Ученики притихли и, потупя взоры, начали суетливо копаться в своих одеждах, как бы готовясь в дорогу. И вот уже осторожно один за другим они потянулись к выходу.

Иешуа вновь обратился к Савлу:

– Если тебе, брат, не нравится наша еда, иди в богатый дом.

– Я тебе не брат и не ровня! – ответил резко фарисей и, глубоко презирая учителя, повернулся к нему боком.

И, недовольный собой, что он унизился до разговора с этим нищим, ам– гаарцем, сильно кривя губами, нарочито показывая своё отвращение и ненависть к нему, Савл отрывисто заговорил:

– Я вернулся от Иордана. Там этот – сумасшедший Иван, который горы крестит крестом, и гонит – богохульник – вспять воды святой реки, на моих глазах трижды обращался в козла и летал по небу. А диавол – это видели все – благословлял его бесовским крестным знаменем.
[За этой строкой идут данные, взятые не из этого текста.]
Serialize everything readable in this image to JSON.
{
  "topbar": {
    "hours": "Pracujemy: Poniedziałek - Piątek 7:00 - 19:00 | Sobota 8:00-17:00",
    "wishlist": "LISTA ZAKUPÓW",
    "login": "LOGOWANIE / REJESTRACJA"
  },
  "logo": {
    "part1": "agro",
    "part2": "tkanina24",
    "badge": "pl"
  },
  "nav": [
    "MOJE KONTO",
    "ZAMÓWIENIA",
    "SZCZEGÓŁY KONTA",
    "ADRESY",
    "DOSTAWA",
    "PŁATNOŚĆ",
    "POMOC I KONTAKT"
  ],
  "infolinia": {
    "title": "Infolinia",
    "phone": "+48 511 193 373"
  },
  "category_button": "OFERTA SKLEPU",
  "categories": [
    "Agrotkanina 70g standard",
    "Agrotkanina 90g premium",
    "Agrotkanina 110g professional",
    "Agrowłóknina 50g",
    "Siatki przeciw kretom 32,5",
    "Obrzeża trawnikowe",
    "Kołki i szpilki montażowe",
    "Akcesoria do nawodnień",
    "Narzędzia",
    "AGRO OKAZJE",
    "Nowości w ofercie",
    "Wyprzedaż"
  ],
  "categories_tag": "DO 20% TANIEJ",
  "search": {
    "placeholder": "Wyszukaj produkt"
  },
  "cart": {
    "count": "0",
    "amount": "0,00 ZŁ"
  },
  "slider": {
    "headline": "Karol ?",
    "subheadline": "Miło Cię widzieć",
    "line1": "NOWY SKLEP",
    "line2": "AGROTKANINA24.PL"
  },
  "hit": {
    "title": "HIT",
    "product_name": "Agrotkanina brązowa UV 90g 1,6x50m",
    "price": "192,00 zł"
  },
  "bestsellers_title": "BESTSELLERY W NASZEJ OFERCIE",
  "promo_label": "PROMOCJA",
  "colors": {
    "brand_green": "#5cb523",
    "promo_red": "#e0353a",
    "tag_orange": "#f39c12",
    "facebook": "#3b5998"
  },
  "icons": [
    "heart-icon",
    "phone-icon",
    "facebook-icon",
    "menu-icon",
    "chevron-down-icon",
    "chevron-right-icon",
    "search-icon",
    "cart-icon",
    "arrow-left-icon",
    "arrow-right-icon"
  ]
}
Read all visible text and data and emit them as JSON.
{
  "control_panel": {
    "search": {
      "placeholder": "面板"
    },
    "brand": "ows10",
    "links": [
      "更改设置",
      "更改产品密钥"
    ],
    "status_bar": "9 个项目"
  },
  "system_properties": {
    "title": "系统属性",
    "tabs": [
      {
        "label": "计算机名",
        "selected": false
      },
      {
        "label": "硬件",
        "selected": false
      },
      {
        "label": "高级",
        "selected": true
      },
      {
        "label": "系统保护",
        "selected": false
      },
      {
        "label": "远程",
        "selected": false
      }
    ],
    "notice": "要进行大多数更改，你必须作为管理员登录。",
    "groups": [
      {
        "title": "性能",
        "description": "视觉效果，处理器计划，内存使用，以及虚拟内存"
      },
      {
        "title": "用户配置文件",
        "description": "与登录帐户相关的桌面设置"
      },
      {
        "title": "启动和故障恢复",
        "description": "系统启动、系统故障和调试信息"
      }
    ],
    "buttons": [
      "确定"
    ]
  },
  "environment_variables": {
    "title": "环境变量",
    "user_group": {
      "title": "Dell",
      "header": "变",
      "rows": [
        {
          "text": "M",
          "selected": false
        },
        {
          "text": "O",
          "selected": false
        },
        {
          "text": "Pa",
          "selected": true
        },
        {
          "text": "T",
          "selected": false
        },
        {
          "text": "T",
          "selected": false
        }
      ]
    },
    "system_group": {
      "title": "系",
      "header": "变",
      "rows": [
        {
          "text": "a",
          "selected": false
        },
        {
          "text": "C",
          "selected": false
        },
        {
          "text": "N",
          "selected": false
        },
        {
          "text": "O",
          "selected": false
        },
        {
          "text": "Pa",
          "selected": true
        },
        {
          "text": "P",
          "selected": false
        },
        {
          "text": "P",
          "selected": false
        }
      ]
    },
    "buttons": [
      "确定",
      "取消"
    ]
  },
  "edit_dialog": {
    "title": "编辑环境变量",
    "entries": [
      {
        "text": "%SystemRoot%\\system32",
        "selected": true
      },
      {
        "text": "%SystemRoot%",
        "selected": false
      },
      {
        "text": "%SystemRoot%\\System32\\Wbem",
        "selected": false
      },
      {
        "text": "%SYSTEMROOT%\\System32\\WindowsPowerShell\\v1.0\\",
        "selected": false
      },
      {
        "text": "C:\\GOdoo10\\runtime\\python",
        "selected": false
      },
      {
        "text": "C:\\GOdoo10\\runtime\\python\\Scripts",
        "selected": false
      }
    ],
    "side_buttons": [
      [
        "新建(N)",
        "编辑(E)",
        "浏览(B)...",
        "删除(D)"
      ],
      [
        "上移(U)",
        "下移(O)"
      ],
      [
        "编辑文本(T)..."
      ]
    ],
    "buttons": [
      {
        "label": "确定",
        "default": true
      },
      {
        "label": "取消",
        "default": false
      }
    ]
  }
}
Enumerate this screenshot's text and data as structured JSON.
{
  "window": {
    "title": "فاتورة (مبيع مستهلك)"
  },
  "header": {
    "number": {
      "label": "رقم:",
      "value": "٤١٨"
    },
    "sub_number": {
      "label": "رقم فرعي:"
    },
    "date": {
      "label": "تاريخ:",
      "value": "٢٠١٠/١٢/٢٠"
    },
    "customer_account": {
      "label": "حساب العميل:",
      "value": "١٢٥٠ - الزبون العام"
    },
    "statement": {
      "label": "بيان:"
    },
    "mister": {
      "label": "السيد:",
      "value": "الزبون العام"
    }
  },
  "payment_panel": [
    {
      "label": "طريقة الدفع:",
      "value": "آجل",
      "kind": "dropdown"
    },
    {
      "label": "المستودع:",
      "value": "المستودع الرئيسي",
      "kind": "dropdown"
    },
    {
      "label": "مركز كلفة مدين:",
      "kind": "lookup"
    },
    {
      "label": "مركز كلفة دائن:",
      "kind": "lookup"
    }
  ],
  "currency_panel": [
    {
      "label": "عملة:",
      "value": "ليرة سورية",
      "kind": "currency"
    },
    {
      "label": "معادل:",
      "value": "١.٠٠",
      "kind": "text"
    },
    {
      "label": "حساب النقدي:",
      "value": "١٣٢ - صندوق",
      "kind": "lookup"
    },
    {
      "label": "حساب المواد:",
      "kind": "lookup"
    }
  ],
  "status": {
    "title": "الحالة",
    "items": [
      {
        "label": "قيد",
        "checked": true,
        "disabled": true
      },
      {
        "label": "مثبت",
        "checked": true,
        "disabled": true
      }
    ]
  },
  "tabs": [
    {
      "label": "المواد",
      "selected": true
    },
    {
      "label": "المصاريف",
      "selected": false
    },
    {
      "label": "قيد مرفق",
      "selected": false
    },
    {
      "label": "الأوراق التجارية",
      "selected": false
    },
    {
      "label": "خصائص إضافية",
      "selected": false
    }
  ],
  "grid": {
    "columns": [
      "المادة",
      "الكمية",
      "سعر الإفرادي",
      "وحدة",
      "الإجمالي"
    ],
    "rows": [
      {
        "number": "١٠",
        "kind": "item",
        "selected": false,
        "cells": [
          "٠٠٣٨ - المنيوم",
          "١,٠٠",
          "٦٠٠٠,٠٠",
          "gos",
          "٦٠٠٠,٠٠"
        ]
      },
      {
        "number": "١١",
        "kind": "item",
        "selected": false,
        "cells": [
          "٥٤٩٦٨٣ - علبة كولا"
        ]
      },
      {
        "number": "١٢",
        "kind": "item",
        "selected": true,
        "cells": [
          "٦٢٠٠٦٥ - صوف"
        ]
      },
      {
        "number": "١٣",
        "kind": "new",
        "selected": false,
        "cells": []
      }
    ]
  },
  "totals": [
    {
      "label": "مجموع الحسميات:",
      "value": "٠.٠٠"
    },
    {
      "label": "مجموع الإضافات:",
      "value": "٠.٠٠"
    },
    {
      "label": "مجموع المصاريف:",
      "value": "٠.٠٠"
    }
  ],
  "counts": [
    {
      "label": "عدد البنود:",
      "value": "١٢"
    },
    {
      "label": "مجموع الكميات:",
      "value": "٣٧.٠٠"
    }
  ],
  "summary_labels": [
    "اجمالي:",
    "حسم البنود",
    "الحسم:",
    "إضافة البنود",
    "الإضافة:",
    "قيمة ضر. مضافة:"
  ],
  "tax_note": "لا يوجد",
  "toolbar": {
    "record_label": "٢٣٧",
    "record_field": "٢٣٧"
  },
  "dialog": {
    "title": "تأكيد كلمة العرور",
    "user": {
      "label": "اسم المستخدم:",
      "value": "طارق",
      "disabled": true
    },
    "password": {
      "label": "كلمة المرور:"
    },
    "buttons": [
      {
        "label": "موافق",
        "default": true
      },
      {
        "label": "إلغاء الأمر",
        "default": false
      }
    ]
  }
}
Савл, искренне веря тому, что он говорил, разгоревшись глазами, уставился в одну точку и взволнованно продолжал говорить:

– Итак, они оба – Иван, да диавол – летали над святой рекой, бросая в неё чёрные стрелы. А народ уже готов был уверовать в них и пасть на колени. Но я, укрепляя себя именем Бога, вышел на середину реки, не замочив сандалий, и плеснул на Ивана и диавола водой. Они с криками упали на землю, которая разошлась, как рана, и поглотила их. А я после этого долго проповедовал слово Божия. И было мне знамение с неба…

Савл усталым жестом руки отёр платком вспотевшее от пылкого рассказа лицо и, отдуваясь, сел на лавку, наморщил лоб, пытаясь вспомнить: зачем он сюда пришёл. Наконец, вспомнил и хлопнул себя по бёдрам, весело сказал:

– Вот, Иешуа, сын плотника, иди на Иордан. Зовёт тебя этот безумец с крестом на шее. А для чего – не знаю.

– Так ведь ты сказал, брат, что его земля поглотила.

Савл с досадливой гримасой махнул рукой.

– Нет, земля не приняла сего богохульника. Живой он, и зовёт тебя.

Учитель взял пустую сумку и направился к выходу, говоря ученикам:

– Я не стремлюсь к беседе с Крестителем, но и уклоняться не буду. Раз зовёт – пойду, а вы – как хотите.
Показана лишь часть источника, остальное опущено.